Twenty-eight year-old Miranda, even with his obvious oration skills, came off more reserved and inexperienced in front of an audience than Diaz, who with his glasses and polished gray suit seemed like a wise college professor who just happens to curse a lot (he insisted he had a previous engagement and that’s why he looked like a “clown” dressed in a suit.) Miranda, who who grew up a Puerto Rican in the predominantly Dominican neighborhood of In The Heights, said he has spent most of his adult life writing and performing his musical, which came to him in a burst of inspiration when he was 19. He locked himself up and wrote non-stop for three weeks. as well as the changing face of Washington Heights. “In 20 years, The Heights won’t look like this. Even now, it’s not like that. This was a time capsule of produced on stage,” he said about his Broadway musical, in which he will continue to star until February.
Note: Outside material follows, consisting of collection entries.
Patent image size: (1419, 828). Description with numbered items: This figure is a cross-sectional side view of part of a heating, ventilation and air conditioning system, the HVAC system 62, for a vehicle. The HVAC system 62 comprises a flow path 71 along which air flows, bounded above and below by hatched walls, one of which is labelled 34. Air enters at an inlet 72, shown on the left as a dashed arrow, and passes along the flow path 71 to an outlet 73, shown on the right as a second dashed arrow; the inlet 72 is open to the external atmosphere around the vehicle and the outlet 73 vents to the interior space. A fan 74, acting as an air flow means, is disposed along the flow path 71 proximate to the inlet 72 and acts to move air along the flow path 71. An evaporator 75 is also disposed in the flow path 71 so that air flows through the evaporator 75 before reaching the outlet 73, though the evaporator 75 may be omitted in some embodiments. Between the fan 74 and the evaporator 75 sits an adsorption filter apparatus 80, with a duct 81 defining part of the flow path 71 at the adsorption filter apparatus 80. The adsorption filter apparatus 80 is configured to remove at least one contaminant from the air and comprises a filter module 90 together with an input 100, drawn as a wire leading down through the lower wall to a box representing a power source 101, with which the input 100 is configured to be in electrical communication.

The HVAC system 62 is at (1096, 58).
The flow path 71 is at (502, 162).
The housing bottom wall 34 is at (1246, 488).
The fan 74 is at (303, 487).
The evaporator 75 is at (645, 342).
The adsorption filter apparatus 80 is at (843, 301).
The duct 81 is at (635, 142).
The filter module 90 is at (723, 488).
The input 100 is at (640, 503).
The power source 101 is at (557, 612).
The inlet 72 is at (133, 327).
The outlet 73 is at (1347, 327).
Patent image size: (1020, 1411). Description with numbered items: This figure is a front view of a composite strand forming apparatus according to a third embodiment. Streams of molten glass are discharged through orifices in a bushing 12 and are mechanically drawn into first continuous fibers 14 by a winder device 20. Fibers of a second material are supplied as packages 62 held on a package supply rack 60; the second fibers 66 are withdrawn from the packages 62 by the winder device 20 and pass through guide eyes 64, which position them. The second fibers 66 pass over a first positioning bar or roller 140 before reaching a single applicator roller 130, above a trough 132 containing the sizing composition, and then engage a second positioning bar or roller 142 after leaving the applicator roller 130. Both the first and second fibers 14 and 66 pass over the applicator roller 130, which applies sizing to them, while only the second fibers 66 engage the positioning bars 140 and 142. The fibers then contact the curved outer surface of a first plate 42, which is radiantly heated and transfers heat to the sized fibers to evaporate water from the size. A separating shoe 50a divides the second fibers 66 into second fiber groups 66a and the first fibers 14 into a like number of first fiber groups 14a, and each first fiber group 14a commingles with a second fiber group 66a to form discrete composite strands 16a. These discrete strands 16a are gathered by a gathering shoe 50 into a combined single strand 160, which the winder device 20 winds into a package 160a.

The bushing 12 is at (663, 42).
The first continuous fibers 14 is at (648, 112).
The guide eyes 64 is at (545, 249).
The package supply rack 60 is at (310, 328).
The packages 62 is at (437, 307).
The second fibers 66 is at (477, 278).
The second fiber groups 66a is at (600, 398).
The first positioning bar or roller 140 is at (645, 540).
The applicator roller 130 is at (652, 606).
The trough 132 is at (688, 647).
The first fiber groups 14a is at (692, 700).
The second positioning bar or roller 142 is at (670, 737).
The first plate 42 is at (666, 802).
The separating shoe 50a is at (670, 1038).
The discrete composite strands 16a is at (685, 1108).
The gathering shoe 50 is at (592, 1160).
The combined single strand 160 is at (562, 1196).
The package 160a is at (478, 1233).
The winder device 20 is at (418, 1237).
The discussion was followed by a Q & A session. Many audience members proclaimed their admiration for the author and for the playwright, and repeatedly asked how to reach youth not interested in reading or musicals. Miranda conceded he didn’t know what the answer was to that challenge, while Diaz said “Art is not a messiah. Artwork can move certain individuals but […] Society fails our young people and it is up to us to collectively deal with these failures.” When asked how it felt to receive great accolades, Miranda said “What’s great about the Tony is that it tells people afraid of hip hop and afraid of Latin people that’s its “ok” to go see the show. I mean, if you’re going to pay $110, it better be the best show of your life, right?” Diaz added “Applause means very little to me. I want to do really crazy shit, you only get better by making mistakes […] [Growing up] nothing motivated me more than being undervalued.”
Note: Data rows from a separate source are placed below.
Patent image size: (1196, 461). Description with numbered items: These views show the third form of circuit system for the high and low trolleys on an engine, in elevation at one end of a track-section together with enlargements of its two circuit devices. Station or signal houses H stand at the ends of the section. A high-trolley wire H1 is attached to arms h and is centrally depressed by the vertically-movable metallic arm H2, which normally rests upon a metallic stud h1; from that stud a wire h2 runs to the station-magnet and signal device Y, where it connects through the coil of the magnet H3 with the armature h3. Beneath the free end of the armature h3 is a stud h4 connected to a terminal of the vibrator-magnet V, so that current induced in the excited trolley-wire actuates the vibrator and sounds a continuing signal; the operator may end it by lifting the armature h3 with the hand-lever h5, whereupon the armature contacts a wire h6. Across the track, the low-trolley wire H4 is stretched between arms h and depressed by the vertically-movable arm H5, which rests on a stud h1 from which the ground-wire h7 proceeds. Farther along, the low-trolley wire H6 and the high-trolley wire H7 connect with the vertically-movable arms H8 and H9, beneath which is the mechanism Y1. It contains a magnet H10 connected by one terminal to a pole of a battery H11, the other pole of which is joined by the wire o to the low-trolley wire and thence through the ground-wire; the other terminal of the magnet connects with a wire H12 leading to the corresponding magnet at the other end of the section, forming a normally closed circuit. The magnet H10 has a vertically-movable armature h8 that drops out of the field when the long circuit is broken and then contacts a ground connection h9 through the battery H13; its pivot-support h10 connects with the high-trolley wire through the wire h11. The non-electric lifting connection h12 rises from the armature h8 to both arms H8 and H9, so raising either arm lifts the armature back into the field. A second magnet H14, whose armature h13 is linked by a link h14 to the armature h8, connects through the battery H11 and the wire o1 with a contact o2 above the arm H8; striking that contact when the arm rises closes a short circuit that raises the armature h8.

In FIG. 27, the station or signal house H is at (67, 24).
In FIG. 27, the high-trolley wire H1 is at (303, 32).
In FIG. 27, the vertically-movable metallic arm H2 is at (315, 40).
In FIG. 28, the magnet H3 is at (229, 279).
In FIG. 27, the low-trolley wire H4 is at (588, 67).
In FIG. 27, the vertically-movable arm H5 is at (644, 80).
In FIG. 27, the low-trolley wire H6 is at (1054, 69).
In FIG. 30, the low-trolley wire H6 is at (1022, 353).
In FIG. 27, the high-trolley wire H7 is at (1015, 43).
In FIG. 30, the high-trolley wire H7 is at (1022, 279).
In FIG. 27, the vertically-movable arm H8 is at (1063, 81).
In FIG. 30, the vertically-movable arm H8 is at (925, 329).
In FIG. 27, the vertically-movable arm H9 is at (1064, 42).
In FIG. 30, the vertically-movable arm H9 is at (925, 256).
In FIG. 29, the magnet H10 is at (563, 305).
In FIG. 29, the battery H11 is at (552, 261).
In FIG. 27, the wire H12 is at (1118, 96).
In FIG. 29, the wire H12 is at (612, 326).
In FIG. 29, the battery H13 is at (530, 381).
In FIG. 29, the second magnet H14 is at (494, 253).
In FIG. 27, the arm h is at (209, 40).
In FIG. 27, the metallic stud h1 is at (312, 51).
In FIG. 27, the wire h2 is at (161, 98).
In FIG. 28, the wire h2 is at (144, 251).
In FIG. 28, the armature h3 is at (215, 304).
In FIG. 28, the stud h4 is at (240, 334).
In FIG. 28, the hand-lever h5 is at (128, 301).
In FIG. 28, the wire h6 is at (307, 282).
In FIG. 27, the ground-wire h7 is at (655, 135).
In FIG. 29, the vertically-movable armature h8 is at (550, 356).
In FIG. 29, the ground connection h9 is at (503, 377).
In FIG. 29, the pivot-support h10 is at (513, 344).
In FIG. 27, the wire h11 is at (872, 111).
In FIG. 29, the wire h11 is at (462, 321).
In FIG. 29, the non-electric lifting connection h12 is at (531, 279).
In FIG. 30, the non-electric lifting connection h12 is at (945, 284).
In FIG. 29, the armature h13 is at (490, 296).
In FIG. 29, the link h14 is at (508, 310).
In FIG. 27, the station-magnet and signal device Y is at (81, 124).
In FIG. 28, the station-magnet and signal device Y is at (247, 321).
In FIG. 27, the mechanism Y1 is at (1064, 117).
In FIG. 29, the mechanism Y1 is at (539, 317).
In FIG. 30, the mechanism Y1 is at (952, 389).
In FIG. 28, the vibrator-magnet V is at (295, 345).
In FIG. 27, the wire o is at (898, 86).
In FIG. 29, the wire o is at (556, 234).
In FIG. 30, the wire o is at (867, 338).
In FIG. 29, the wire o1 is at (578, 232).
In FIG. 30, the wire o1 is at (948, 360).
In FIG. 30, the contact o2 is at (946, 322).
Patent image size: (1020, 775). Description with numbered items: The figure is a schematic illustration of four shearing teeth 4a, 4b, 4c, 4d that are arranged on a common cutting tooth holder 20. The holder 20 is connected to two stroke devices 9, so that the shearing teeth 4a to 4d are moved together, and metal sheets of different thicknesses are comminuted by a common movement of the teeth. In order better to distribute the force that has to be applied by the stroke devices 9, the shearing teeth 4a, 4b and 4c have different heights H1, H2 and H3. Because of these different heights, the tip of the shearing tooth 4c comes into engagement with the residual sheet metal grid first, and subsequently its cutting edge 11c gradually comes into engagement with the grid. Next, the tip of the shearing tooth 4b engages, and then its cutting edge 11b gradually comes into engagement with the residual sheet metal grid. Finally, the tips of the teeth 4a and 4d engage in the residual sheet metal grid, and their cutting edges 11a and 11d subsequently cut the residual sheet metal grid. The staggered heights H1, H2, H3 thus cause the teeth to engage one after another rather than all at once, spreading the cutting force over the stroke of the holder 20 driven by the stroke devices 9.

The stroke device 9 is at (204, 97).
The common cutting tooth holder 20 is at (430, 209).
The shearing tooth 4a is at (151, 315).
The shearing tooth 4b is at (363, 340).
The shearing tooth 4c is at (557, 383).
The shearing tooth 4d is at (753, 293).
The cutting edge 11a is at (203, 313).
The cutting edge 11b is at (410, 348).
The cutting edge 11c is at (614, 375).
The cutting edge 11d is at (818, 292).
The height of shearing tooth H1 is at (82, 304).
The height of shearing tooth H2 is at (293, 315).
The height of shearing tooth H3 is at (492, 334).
Currently, Miranda is voicing the audio book version of Diaz’s novel, and said that after his Broadway run will record a hip hop album with lyrics that brings together his love for musicals and urban music. Diaz, who said he writes extremely slow (it took him 7 years to write Wao) says that his novel was an attempt to capture Dominican history of the last 40 years and now hopes to write about the future of Dominicans. “I long for the day when every shade of my experience is covered” he said about wishing there would be thousands of Dominican authors publishing works every year, not just a few anomalies like him. “The cool thing about being from the Caribbean is that nothing we make up is going to be stranger than what actually happens back home.”
The night left an impression on the mostly artists, residents, and students in attendance. “The open dialogue made it feel like an episode of Inside the Actor’s Studio,” said Candida Condes, 21, a Hunter college student as everyone waited to get a copy of Oscar Wao and In The Heights CD signed by the stars.